Grief Changes Clothes, But It Never Leaves.
- ThatsSoPetty

- Jan 24
- 3 min read

Grief doesn’t leave. It just changes clothes.
In the beginning, it’s unbearable. It takes the air out of the room and the ground out from under you. Early grief doesn’t ask permission—I didn't know what to do when grief descended on me. I remember trying to go to sleep at night and when I finally could fall asleep and wake up the next morning, I would stretch and think, "it's going to nice day." Then the realization of what had happened to my daughter, to me, to my family, and loved ones my stomach would drop, and the most terrible feeling would cover me. I would hear my little girls in the next room and knew I had to get up and be a mother to my little ones (they were only 10 and 4) but that feeling of sickness would not leave. It clung to me and I couldn't shake it.
Then as time passed, because it always does, grief changed. I remember pushing through it minute by minute, hour by hour, day by day, then weeks, months and years. It was awful. I learned how grief seemed to just sit on top of me or beside me. It became something I had to learn how to carry instead of it carrying me. Some days it lurked in the background. Other days it showed up out of nowhere and reminded me it never actually went anywhere. Smells, songs, an empty place at the dinner table. We had a high-top table and my kids sat there with their little legs swinging under it. They were so cute and loving and happy, then all that was just gone. All of the life from before.
Grief isn’t just about death. It’s about everything that was lost. People. Relationships. Safety. Health. Dreams. All those things had been stolen away by violent crime, and it wasn't fair. Grief sat there and seemingly laughed at me. The life I thought I was going to have was gone. Grief always seemed to find me and I hated it. Still hate it. And it did not care how long it had been. Grief is the worst kind of demon.

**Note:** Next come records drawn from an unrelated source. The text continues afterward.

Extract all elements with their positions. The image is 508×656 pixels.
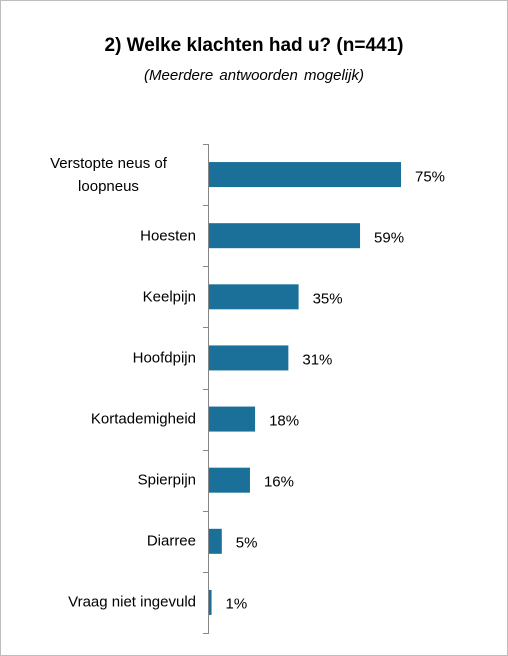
category-label: Vraag niet ingevuld bbox=[68, 591, 196, 614]
bar bbox=[209, 589, 212, 615]
value-label: 18% bbox=[269, 412, 300, 430]
value-label: 75% bbox=[415, 168, 446, 186]
category-label-text: Hoofdpijn bbox=[132, 349, 196, 367]
category-label: Hoesten bbox=[140, 224, 196, 247]
value-label: 1% bbox=[225, 595, 248, 613]
category-label: Spierpijn bbox=[138, 469, 196, 492]
category-label: Hoofdpijn bbox=[133, 346, 196, 369]
category-label-text: Kortademigheid bbox=[90, 410, 196, 428]
bar bbox=[209, 345, 289, 371]
value-label: 5% bbox=[235, 534, 258, 552]
value-label: 16% bbox=[263, 473, 294, 491]
bar bbox=[209, 528, 222, 554]
value-label: 59% bbox=[374, 229, 405, 247]
category-label: Diarree bbox=[147, 530, 196, 553]
category-label: Kortademigheid bbox=[91, 408, 196, 431]
bar bbox=[209, 467, 250, 493]
bar bbox=[209, 162, 401, 188]
chart-subtitle: (Meerdere antwoorden mogelijk) bbox=[144, 67, 364, 84]
bar bbox=[209, 223, 361, 249]
chart-title: 2) Welke klachten had u? (n=441) bbox=[104, 35, 404, 56]
value-label: 35% bbox=[312, 290, 343, 308]
category-label-text: Verstopte neus of loopneus bbox=[50, 154, 167, 195]
category-label-text: Vraag niet ingevuld bbox=[68, 593, 196, 611]
value-label: 31% bbox=[302, 351, 333, 369]
category-label: Keelpijn bbox=[143, 285, 196, 308]
category-label-text: Diarree bbox=[146, 532, 196, 550]
bar bbox=[209, 406, 256, 432]
category-label-text: Spierpijn bbox=[137, 471, 196, 489]
bar bbox=[209, 284, 299, 310]
category-label-text: Keelpijn bbox=[142, 288, 196, 306]
category-label: Verstopte neus of loopneus bbox=[21, 152, 196, 198]
category-label-text: Hoesten bbox=[140, 227, 196, 245]
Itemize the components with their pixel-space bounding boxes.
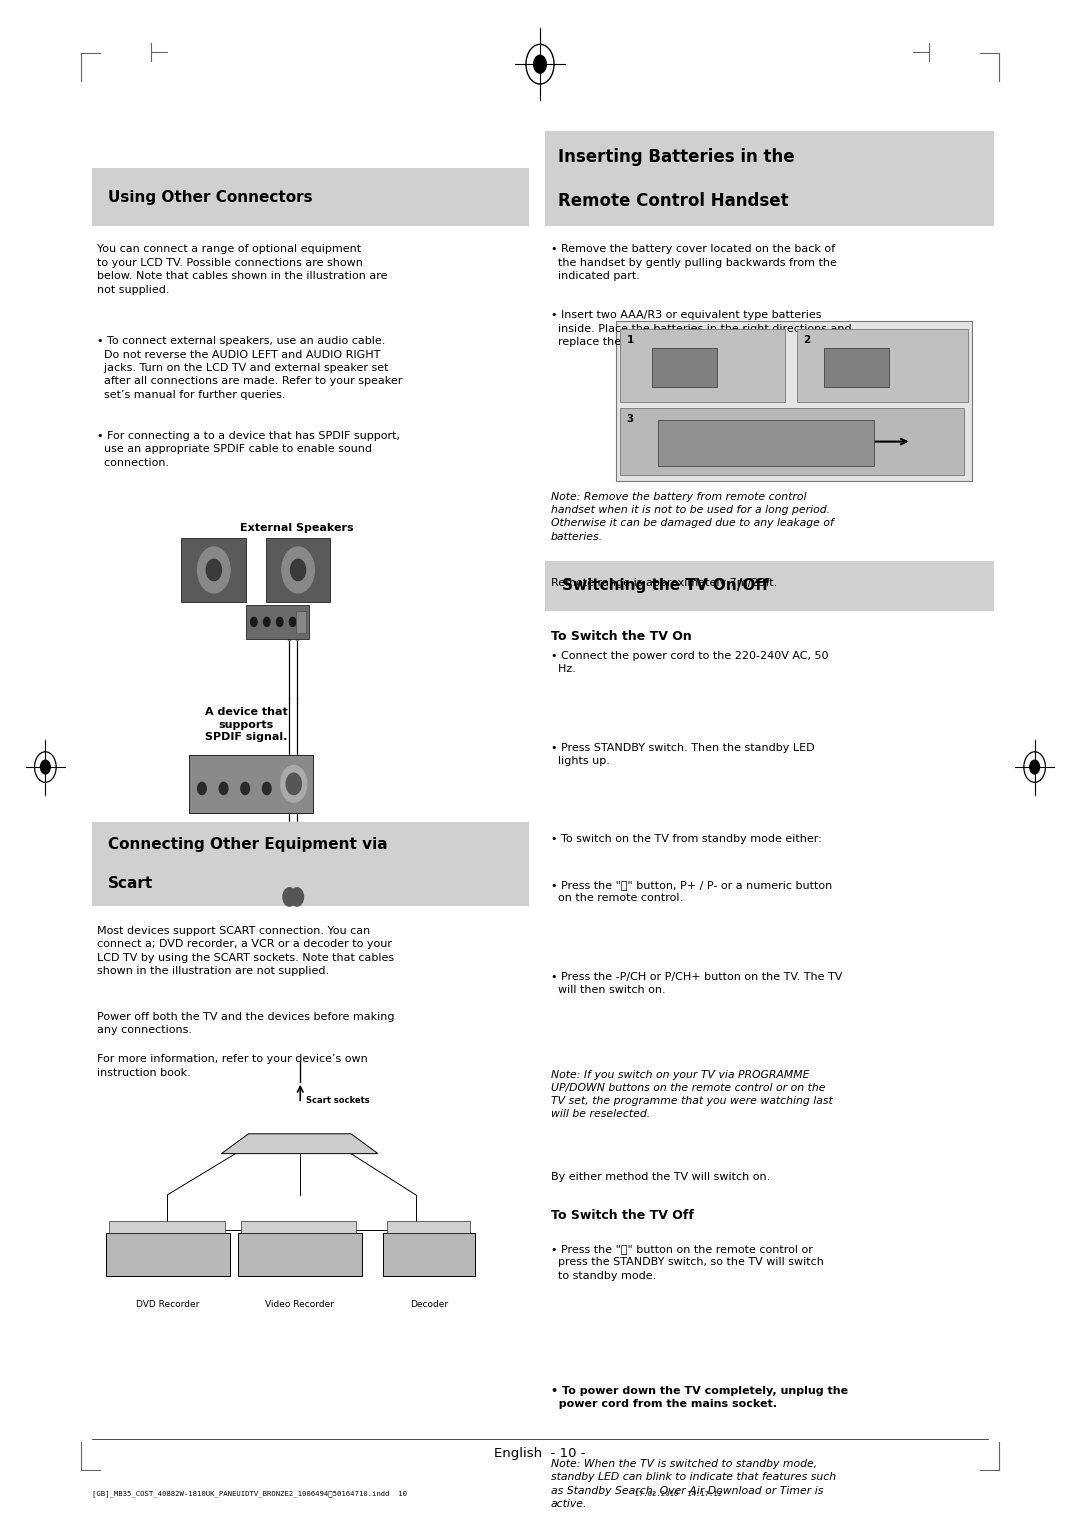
Circle shape [282,547,314,593]
Text: • Press STANDBY switch. Then the standby LED
  lights up.: • Press STANDBY switch. Then the standby… [551,743,814,766]
Text: • Press the -P/CH or P/CH+ button on the TV. The TV
  will then switch on.: • Press the -P/CH or P/CH+ button on the… [551,972,842,995]
Circle shape [241,782,249,795]
FancyBboxPatch shape [92,822,529,906]
FancyBboxPatch shape [189,755,313,813]
Text: You can connect a range of optional equipment
to your LCD TV. Possible connectio: You can connect a range of optional equi… [97,244,388,295]
Circle shape [251,617,257,626]
Text: 2: 2 [804,335,811,345]
Text: A device that
supports
SPDIF signal.: A device that supports SPDIF signal. [205,707,287,743]
Circle shape [1029,761,1039,773]
Text: Using Other Connectors: Using Other Connectors [108,189,312,205]
Text: Decoder: Decoder [410,1300,448,1309]
Text: To Switch the TV On: To Switch the TV On [551,630,691,643]
FancyBboxPatch shape [241,1221,356,1233]
Circle shape [289,617,296,626]
Text: • Insert two AAA/R3 or equivalent type batteries
  inside. Place the batteries i: • Insert two AAA/R3 or equivalent type b… [551,310,851,347]
FancyBboxPatch shape [266,538,330,602]
Text: Video Recorder: Video Recorder [266,1300,334,1309]
FancyBboxPatch shape [545,131,994,226]
Text: • Remove the battery cover located on the back of
  the handset by gently pullin: • Remove the battery cover located on th… [551,244,837,281]
Circle shape [262,782,271,795]
Text: Note: Remove the battery from remote control
handset when it is not to be used f: Note: Remove the battery from remote con… [551,492,834,541]
Text: • To connect external speakers, use an audio cable.
  Do not reverse the AUDIO L: • To connect external speakers, use an a… [97,336,403,400]
FancyBboxPatch shape [181,538,246,602]
Text: Power off both the TV and the devices before making
any connections.: Power off both the TV and the devices be… [97,1012,394,1034]
Circle shape [291,888,303,906]
Text: Scart sockets: Scart sockets [306,1096,369,1105]
Text: • Connect the power cord to the 220-240V AC, 50
  Hz.: • Connect the power cord to the 220-240V… [551,651,828,674]
Polygon shape [221,1134,378,1154]
Text: DVD Recorder: DVD Recorder [136,1300,200,1309]
Text: • Press the "⏻" button, P+ / P- or a numeric button
  on the remote control.: • Press the "⏻" button, P+ / P- or a num… [551,880,832,903]
Text: • To power down the TV completely, unplug the
  power cord from the mains socket: • To power down the TV completely, unplu… [551,1386,848,1409]
Text: Remote Control Handset: Remote Control Handset [558,191,789,209]
FancyBboxPatch shape [106,1233,230,1276]
FancyBboxPatch shape [296,611,306,633]
Circle shape [291,559,306,581]
Circle shape [276,617,283,626]
FancyBboxPatch shape [616,321,972,481]
FancyBboxPatch shape [92,168,529,226]
FancyBboxPatch shape [109,1221,225,1233]
Circle shape [198,782,206,795]
FancyBboxPatch shape [824,348,889,387]
Text: [GB]_MB35_COST_40882W-1810UK_PANEUIDTV_BRONZE2_1006494⁐50164710.indd  10        : [GB]_MB35_COST_40882W-1810UK_PANEUIDTV_B… [92,1490,721,1496]
Text: By either method the TV will switch on.: By either method the TV will switch on. [551,1172,770,1183]
Text: Inserting Batteries in the: Inserting Batteries in the [558,148,795,167]
Text: External Speakers: External Speakers [240,523,354,533]
Circle shape [41,761,50,773]
FancyBboxPatch shape [658,420,874,466]
Text: Scart: Scart [108,876,153,891]
Text: Connecting Other Equipment via: Connecting Other Equipment via [108,837,388,853]
Circle shape [206,559,221,581]
Text: Note: If you switch on your TV via PROGRAMME
UP/DOWN buttons on the remote contr: Note: If you switch on your TV via PROGR… [551,1070,833,1118]
FancyBboxPatch shape [246,605,309,639]
Text: 3: 3 [626,414,634,425]
Circle shape [264,617,270,626]
Circle shape [198,547,230,593]
Text: Most devices support SCART connection. You can
connect a; DVD recorder, a VCR or: Most devices support SCART connection. Y… [97,926,394,976]
FancyBboxPatch shape [238,1233,362,1276]
Text: • For connecting a to a device that has SPDIF support,
  use an appropriate SPDI: • For connecting a to a device that has … [97,431,401,468]
FancyBboxPatch shape [620,408,964,475]
FancyBboxPatch shape [387,1221,470,1233]
Circle shape [219,782,228,795]
Circle shape [281,766,307,802]
FancyBboxPatch shape [620,329,785,402]
Text: Switching the TV On/Off: Switching the TV On/Off [562,579,768,593]
Text: • Press the "⏻" button on the remote control or
  press the STANDBY switch, so t: • Press the "⏻" button on the remote con… [551,1244,824,1280]
Text: Note: When the TV is switched to standby mode,
standby LED can blink to indicate: Note: When the TV is switched to standby… [551,1459,836,1508]
Circle shape [534,55,546,73]
FancyBboxPatch shape [652,348,717,387]
Circle shape [286,773,301,795]
FancyBboxPatch shape [545,561,994,611]
FancyBboxPatch shape [797,329,968,402]
FancyBboxPatch shape [383,1233,475,1276]
Text: Remote range is approximately 7m/23ft.: Remote range is approximately 7m/23ft. [551,578,777,588]
Text: To Switch the TV Off: To Switch the TV Off [551,1209,693,1222]
Text: 1: 1 [626,335,634,345]
Text: English  - 10 -: English - 10 - [495,1447,585,1461]
Text: • To switch on the TV from standby mode either:: • To switch on the TV from standby mode … [551,834,822,845]
Circle shape [283,888,296,906]
Text: For more information, refer to your device’s own
instruction book.: For more information, refer to your devi… [97,1054,368,1077]
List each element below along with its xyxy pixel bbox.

Years later, you don’t get “get over it.” You have had to learn how to live with it, the bastard it is. I learned how to function while carrying something that never got lighter—I just had to get stronger in places I didn’t ask to grow. For a long time, smiling felt wrong. Laughing felt like betrayal. Like if I allowed myself to be okay, even for a moment, it meant that losing Andi mattered less. Grief, the devil it is lies like that.
Over time I had to learn I could miss what’s gone and still choose life, but it has taken years. I realized that I can still carry sorrow and still feel joy. One does not cancel out the other. Living again is not forgetting. It’s surviving. What choice do you have?
Grief changes you. It makes you more honest, more guarded, more compassionate, sometimes all at once. It leaves a mark you stop trying to explain.
So, I say this to anyone who is grieving: if you’re still hurting, there is nothing wrong with you. You didn’t grieve wrong. You didn’t fail at healing. You loved something real. And like grief love is stronger. Much stronger.
And over the years I now know that grief doesn’t leave. It just changes clothes. And if you’re still standing, that tells me everything I need to know about your strength and love. You will be okay, never the same, your heart will always be broken, but you're not broken you just loved hard.
Keep loving.
“The Lord is near to those who have a broken heart.”
— Psalm 34:18
“We are hard-pressed on every side yet not crushed; we are perplexed, but not in despair.”